Haor hops with low Boro price

| Updated: April 27, 2022 16:34:54


Haor hops with low Boro price

Haor farmers are grappling with a fall in Boro paddy prices before Eid as they begin harvesting ripe and half-ripe paddy amid fear of further flash flood.

A 76.29-per cent harvest was done in the haor region until April 26, said insiders.

But absence of proper marketing and urgent cash needs before Eid are forcing farmers to sell at 30-38 per cent lower than the government rate of Tk 1,080 per maund.

The government claims more than three-fourths of harvest have been completed in seven haor districts under four divisions out of 0.451-million hectares of land.

Many parts are still vulnerable amid another round of rain in frontier Indian states and in Bangladesh parts, according to insiders.

The flash flood first submerged nearly 7,600 hectares with Boro crop in parts of Sunamganj, Netrakona and Kishoreganj in the first week of April.

It later scattered into Sylhet, Habiganj and Brahmanbaria haor parts, according to the Department of Agricultural Extension (DAE).

DAE Mymensingh, Sylhet, Dhaka and Cumilla offices say the flood situation has improved while the government's comprehensive effort helped finish rice harvest of 344,696 out of 451,816 hectares of haor land until the period in question.

"The next 10 to 15 days is crucial to complete the harvest in the rest of the region," says Md Rabiul Hoque Majumder, deputy director at DAE Brahmanbaria.

The district has recently witnessed submersion of a few parts of the haor land.

Vast parts in Sunamganj, Kishoreganj, Habiganj, Netrakona and Sylhet aside, new areas of over 250 out of 32,002 hectares of wetland drowned in Brahmanbaria.

Five sub-districts, including Nasirnagar, Sarail and Nabinagar, witnessed flash flood, says Mr Majumder.

He says 52-per cent harvest has been completed by Tuesday evening while 120 combined harvesters are being used for paddy collection quickly.

Sunamganj farmers, who witnessed the outmost losses, have been able to complete harvest of 85-per cent paddy and 80-per cent ripe crop, said district DAE deputy director Bimal Chandra Som.

But paddy price dropped to just Tk 630-650 a maund, says Kamal Dewan, a farmer-cum-trader at Dirai.

"Half of the farmers in the area have lost crop while the rest are struggling to get back investments," he tells the FE.

Farmers in Netrakona and parts of Habiganj were also selling paddy at Tk 650-750 a maund for lack of storage and cash crunch ahead of Eid ul-Fitr, according to the Department of Agricultural Marketing (DAM).

Reaching government food offices from the farm land is tough for farmers, says Sirajul Alam, a Baniachang villager in Habiganj.

"That's why, we are selling paddy early to collect money before Eid," he laments the fact.

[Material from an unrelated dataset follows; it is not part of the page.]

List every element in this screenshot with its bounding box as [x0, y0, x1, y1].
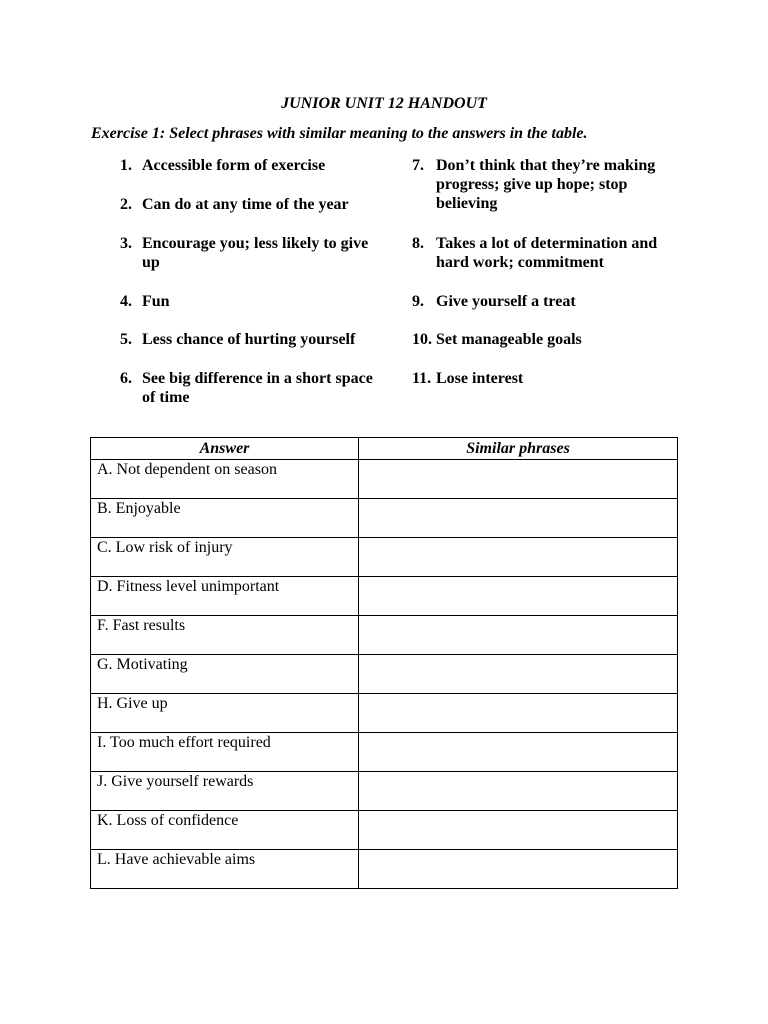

Farm economist Prof Golam Hafeez Kennedy says haor-based farmers should get a top priority in the government's paddy procurement.

He suggests that agriculture and food ministries take immediate action to compensate those who lost crops for flash flood.

Paddy procurement should be expanded to remote Haor farmlands to give farmers some profit during this hardship, he says.

According to the DAE, haor covers 9.22 per cent of paddy field this Boro cropping season.

It is expecting nearly 2.0 million tonnes of rice from the region which is nearly 10 per cent of the total production in Boro season.